UK - Number of children in care for emotional abuse soars

Tue, 09/18/2018 - 10:40 -- siteadmin

The number of children put on to local authority care plans because their parents have been accused of emotional abuse has soared over the past decade, research has found, amid warnings that some families are being broken up without justification.

Analysis of national care statistics shows that the use of “emotional abuse” as a reason for starting a child protection plan has increased by 164% since 2007-8.

In 2016-2017, over 14,000 more children started on protection plans because of emotional abuse than was the case nine years ago, while 600 more children started on protection plans as a result of findings of sexual abuse, and 750 more because of physical abuse.

Andy Bilson, emeritus professor of social work at the University of Central Lancashire, who compiled the statistics, said the chance of a parent being found to have emotionally abused their child depended on where they lived. “There’s a postcode lottery which means children in some areas of the country are at much higher risk of being taken into care for emotional abuse than they are if they live somewhere else,” he said.

The use of “risk of emotional harm” as a reason for applying to a court for a care order before any harm has happened has become increasingly contentious as care numbers have risen.

“Many parents who have been subject to child protection investigations say that emotional harm is just social workers trying to look into crystal balls, and children shouldn’t be taken away when parents haven’t actually done them any harm,” said Sarah Phillimore, a family barrister who acts for parents, children and local authorities in care cases. “Others say however that we can’t just leave children in dangerous situations until they suffer actual harm and they need to be removed once the level of risk is serious.”

Phillimore is convening a conference on risk of emotional abuse at which Bilson’s research will be discussed on Saturday.
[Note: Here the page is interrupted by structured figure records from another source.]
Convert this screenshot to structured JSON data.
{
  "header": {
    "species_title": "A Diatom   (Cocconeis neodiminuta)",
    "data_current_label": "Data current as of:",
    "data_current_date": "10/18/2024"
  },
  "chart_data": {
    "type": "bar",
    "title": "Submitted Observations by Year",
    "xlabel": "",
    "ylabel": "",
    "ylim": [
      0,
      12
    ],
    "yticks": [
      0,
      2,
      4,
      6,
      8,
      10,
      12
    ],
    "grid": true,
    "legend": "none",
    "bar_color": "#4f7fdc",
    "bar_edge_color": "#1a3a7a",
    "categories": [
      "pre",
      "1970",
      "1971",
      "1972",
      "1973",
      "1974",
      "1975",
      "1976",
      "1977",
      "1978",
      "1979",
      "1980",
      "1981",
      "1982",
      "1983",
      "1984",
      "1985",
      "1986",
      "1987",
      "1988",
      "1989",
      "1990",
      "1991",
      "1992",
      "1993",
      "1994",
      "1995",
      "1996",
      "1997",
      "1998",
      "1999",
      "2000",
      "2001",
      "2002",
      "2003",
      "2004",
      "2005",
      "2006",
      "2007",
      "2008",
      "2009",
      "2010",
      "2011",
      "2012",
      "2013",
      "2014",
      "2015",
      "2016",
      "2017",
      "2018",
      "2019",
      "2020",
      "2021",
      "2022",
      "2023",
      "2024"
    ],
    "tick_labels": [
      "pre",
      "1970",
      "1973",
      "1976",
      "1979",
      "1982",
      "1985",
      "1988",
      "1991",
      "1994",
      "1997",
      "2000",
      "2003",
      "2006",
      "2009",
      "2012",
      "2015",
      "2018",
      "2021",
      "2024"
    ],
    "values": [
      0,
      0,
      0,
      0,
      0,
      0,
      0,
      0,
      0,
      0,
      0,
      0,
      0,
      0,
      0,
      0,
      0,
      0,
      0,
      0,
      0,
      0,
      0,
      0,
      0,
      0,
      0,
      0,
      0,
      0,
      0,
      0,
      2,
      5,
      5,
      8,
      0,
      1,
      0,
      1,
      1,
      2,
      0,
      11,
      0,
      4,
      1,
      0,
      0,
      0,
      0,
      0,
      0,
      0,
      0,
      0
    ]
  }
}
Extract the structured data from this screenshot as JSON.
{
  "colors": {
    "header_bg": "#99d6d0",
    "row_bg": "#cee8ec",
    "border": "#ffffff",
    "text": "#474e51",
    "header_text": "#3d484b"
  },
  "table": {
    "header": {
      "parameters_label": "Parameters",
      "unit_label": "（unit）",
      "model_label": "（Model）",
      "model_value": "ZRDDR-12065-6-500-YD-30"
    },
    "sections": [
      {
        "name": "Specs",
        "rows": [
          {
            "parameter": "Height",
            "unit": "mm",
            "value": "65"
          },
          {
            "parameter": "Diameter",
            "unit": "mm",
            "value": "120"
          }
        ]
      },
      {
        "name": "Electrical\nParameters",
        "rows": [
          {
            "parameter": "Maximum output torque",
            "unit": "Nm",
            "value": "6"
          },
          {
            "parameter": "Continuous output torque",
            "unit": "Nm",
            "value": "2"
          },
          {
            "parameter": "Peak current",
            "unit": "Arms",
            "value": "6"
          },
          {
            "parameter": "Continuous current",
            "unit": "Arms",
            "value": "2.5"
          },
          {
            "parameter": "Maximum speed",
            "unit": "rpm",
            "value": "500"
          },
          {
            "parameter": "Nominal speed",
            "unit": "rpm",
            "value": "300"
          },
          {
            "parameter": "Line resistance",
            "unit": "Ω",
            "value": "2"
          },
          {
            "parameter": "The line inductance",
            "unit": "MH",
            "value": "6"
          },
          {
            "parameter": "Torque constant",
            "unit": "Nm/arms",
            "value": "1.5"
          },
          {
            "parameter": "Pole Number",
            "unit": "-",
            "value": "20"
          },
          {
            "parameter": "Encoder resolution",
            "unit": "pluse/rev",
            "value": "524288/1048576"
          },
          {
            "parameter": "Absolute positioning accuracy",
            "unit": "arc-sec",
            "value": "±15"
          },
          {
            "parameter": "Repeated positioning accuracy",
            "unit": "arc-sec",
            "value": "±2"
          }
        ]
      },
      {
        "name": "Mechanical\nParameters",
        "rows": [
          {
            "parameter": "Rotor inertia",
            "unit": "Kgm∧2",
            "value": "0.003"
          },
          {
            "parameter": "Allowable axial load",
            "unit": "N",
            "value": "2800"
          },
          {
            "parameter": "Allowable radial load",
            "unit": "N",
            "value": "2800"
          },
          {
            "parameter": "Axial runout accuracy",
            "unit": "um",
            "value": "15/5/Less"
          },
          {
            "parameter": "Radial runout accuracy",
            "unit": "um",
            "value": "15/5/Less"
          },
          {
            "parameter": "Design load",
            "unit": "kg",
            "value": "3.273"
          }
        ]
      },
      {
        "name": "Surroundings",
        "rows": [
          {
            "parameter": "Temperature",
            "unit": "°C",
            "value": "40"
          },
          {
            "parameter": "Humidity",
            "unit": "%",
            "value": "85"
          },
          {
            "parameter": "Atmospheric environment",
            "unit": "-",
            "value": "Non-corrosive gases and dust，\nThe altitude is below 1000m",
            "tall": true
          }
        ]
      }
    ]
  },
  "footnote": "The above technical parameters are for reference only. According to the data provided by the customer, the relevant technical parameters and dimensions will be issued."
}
Supported by The Transparency Project, a charity that aims to make family law clearer for people who end up in court, the conference will explore whether “risk of emotional harm” can be justified as a reason for the state to intervene so drastically in family life.

Bilson said the issue was particularly acute in some areas. In 60 English local authorities, the rate at which parents were found to have emotionally harmed their child – or were said to pose a risk – more than tripled in the six years to 2017. In these local authorities there was a larger increase in children going into care than in areas where there was a smaller rise or a fall in findings of emotional abuse.

Bilson’s analysis found that the councils with the highest increases in findings of emotional harm were Hackney, Hampshire, Sefton, Wirral and Wolverhampton.

“It’s unlikely that these differences stem from different rates of emotional abuse in the communities covered,” he said. “The differences in intervention rates suggest differences in culture and practice. I think what you’ve got in those 60 local authorities is a big move to rescue children from parents. And I don’t think that they necessarily all need rescuing.”

Phillimore said removing children on the basis of future risk of emotional harm often caused parents serious anxiety. “We can understand why. Emotional harm, unlike physical harm, is not often capable of quick or easy identification, and there can often be problems in deciding when it is serious enough to justify state intervention. The problem is made worse when we are trying to work out future risks,” she said.

Not only is the rise in child protection investigations costing children’s social care huge sums of money – more than half the country’s spend on services for children goes on the 73,000 who are looked after by the state – but Bilson said many families were suffering without reason.

“There were nearly 120,000 investigations last year in England that didn’t lead to a child protection plan, so there’s a lot of collateral damage going on here,” he said. “It’s not just that we’ve had more findings of emotional abuse, it’s that we’ve had a huge increase in investigations that don’t lead to any child protection concerns.”